A nova Honda Africa Twin ganhou o sobrenome CRF 1000L, indicando que aposta em um inovador motor de dois cilindros paralelos e 999 cm³ acondicionado em um compacto chassi pronto para encarar qualquer aventura, seja na estrada ou fora dela. Com rodas raiadas e aro 21 polegadas na dianteira, a Africa Twin quer se destacar das concorrentes justamente por oferecer conforto de uma moto touring combinado com a agilidade e o desempenho off-road de uma trail.

Já tivemos o primeiro contato com o modelo no Campo de provas da Pirelli, em Sumaré, interior do Estado de São Paulo. Foram apenas algumas voltas, mas já foi possível notar que se trata de uma moto mais ágil e leve que outras bigtrails. Empurrada por um bicilíndrico que vibra pouco, oferece bastante força em baixos giros, porém potência comedida em altos regimes.

Motor 
O bicilíndrico paralelo de 999,1 cm³ com arrefecimento líquido tem o mesmo sistema de comando de válvulas SOHC Unicam, já utilizado na família CRF 250/450R, as máquinas de motocross da Honda. Seu design e a bomba d’água acomodada dentro da caixa de embreagem contribuem para as dimensões compactas do motor, que ainda traz cárter seco com tanque de óleo embutido para garantir a excelente distância livre do solo: 250 mm. Eixos balanceiros primários foram adotados para diminuir as vibrações características dos bicilíndricos. 

Com intervalos de ignição de 270° (o tal virabrequim crossplane), a Honda almejou uma entrega linear do torque em uma ampla faixa de rotações até atingir seu pico de 9,3 kgf.m a 6.000 rpm.
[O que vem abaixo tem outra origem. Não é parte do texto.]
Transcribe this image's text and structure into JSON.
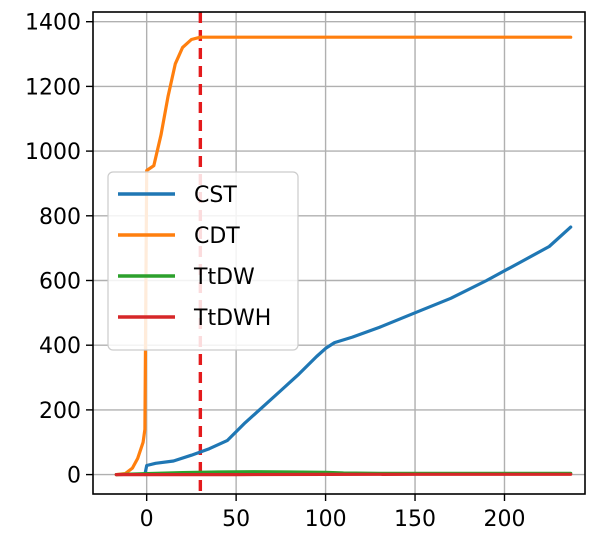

Dotado de quatro válvulas por cilindro e alimentado por injeção eletrônica, o motor produz 90,2 cv de potência máxima a 7.500 rpm. Para completar o conjunto motriz, embreagem “deslizante” e câmbio de seis marchas, com transmissão final por corrente. 

Em arrancadas, basta girar o acelerador para que o bom torque do motor e a baixa vibração chamem a atenção. O ronco, em função das leis antiruído, é bem comedido. A embreagem é bastante macia e o engate de marchas segue o padrão de outros modelos da marca: suaves e precisos.

Até atingir 160 km/h – na pista – com a sexta marcha engatada quase não se nota a potência inferior a 100 cv da Africa Twin – o motor tem respostas vigorosas e boa sobra para ultrapassagens. A partir daí os giros crescem com morosidade e o bicilíndrico não tem o mesmo vigor das concorrentes. Foi possível chegar a 200 km/h, porém com a impressão de que não haveria muito mais fôlego.

Ágil
O quadro tipo berço semiduplo feito em aço, utilizado em praticamente todas as motos trail, foi escolhido por proporcionar equilíbrio perfeito entre estabilidade em altas velocidades e agilidade no fora-de-estrada. O que deixa claro a intenção da Honda em fazer da nova Africa Twin uma moto que realmente possa andar na terra.

O corpo esguio e o baixo peso a seco (212 kg com ABS) reforçam o objetivo da Honda. O banco oferece duas posições de ajuste: 870 e 850 mm de altura – praticamente a mesma altura da trail Yamaha XT 660R. Ao montar na Africa Twin, até mesmo, eu com 1,71 m, consegui apoiar as pontas do pé no chão. 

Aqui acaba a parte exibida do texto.